An improved water source is defined by the JMP as one that, by nature of its construction or through active intervention, is likely to be protected from outside contamination, in particular from contamination with fecal matter. An improved sanitation facility is defined as one that is likely to hygienically separate human excreta from human contact, and some examples are given in the definition.

== Estimation methods ==
The JMP does not collect primary data itself. Instead, to the extent possible, it exclusively uses data from primary sources such as censuses and national household surveys that are conducted by national statistical authorities every few years. These surveys include the UNICEF-supported Multiple Indicator Cluster Surveys (MICS) and the USAID funded Demographic and Health Surveys (DHS). One of the challenges faced by the JMP is that the definitions for an improved water source and improved sanitation are not consistent across countries. Another challenge is that censuses and surveys are only conducted every few years. The JMP thus uses linear regression to estimate data for a given year in a particular country even if no survey or census was carried out in that year, in order to be able to compare data across countries for the given year.

===Reasons for discrepancies of estimates===

The indicators used by the JMP are controversial because they cannot always match cultural and local perceptions of what works or not, and can differ from national estimates. Discrepancies between national and international (JMP) coverage estimates are generally due to one or more of the following:

1) Use of different definitions of access including poorly defined access categories

2) Exclusion of users of shared sanitation facilities of an otherwise improved type, from those considered to have improved sanitation

3) Use of latest survey or census findings vs. use of an interpolated estimates based on linear regression

4) Use of different population estimates, including a different distribution of urban and rural populations

5) Use of “old” estimates which do not reflect the latest or all findings from new sample surveys or a new census

6) Use of “reported” line ministry data vs. use of independently verifiable data from sample surveys or censuses

===Challenges===

Complete information about drinking water safety, and the reliability and sustainability of drinking water and sanitation facilities is not available globally, and so these dimensions are not included in the current indicator definitions.

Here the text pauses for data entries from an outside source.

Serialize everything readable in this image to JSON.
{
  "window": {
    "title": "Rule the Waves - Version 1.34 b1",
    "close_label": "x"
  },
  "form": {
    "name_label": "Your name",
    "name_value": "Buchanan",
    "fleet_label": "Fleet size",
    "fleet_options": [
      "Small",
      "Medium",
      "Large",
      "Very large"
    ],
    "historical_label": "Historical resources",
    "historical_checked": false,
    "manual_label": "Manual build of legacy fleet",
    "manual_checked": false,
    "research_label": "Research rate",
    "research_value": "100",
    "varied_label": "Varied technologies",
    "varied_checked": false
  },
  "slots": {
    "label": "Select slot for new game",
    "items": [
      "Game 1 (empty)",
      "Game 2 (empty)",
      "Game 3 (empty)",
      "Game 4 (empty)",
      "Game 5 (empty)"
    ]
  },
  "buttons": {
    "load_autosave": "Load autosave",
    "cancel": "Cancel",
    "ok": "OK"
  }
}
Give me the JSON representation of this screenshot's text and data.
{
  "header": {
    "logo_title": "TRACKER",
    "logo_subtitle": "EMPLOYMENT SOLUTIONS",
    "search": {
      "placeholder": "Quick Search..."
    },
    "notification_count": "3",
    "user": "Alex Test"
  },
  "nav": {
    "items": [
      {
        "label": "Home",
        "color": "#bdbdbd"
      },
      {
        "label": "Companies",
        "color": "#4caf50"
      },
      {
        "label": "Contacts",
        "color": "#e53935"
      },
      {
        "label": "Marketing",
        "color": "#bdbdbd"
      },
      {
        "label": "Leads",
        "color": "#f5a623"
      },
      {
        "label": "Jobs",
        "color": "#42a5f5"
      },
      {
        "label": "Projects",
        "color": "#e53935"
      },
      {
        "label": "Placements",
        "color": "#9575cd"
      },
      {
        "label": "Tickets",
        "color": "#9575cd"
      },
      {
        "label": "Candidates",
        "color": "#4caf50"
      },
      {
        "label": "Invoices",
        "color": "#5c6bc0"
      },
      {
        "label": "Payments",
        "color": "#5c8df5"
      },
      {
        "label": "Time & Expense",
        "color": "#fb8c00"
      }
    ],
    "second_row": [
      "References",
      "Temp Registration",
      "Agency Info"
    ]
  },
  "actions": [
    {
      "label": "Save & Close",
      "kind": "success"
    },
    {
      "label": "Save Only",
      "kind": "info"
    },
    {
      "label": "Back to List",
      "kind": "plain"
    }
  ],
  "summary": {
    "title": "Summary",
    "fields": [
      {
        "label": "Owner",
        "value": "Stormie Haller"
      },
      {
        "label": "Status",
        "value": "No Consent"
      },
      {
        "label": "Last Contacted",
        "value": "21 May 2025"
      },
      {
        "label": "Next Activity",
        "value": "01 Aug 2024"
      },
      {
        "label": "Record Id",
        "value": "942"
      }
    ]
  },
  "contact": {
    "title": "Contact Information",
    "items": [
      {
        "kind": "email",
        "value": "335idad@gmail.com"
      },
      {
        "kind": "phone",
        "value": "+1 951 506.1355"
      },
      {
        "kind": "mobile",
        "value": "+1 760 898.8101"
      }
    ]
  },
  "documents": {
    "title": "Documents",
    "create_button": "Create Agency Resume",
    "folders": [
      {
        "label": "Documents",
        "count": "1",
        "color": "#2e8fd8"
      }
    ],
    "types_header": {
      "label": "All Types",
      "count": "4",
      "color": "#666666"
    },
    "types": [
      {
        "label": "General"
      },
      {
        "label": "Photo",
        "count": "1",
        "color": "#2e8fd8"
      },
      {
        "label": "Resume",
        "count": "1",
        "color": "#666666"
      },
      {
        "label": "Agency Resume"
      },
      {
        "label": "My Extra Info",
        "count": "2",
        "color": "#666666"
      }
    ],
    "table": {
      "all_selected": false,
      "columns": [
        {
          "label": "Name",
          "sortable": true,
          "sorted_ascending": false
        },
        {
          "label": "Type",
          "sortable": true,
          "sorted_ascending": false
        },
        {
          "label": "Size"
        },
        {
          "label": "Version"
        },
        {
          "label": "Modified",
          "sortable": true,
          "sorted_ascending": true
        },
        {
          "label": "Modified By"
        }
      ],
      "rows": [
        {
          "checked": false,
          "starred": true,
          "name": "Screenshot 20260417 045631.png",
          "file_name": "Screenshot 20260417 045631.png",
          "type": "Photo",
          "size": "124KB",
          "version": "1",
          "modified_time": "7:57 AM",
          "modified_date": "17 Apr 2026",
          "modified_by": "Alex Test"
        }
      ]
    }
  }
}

Systematically testing the microbial and chemical quality of water at the national level in all countries is prohibitively expensive and logistically complicated. However, the JMP is working to include these challenging dimensions to the extent possible in future indicators.

Between 2002 and 2008, the Rapid Assessment of Drinking-Water Quality (RADWQ) project was designed and the quality of drinking-water from improved sources was evaluated in a number of pilot countries. In 2011, the JMP focused its thematic report on equity, safety and sustainability. In 2012 the JMP has been supporting the piloting of water quality testing alongside household surveys.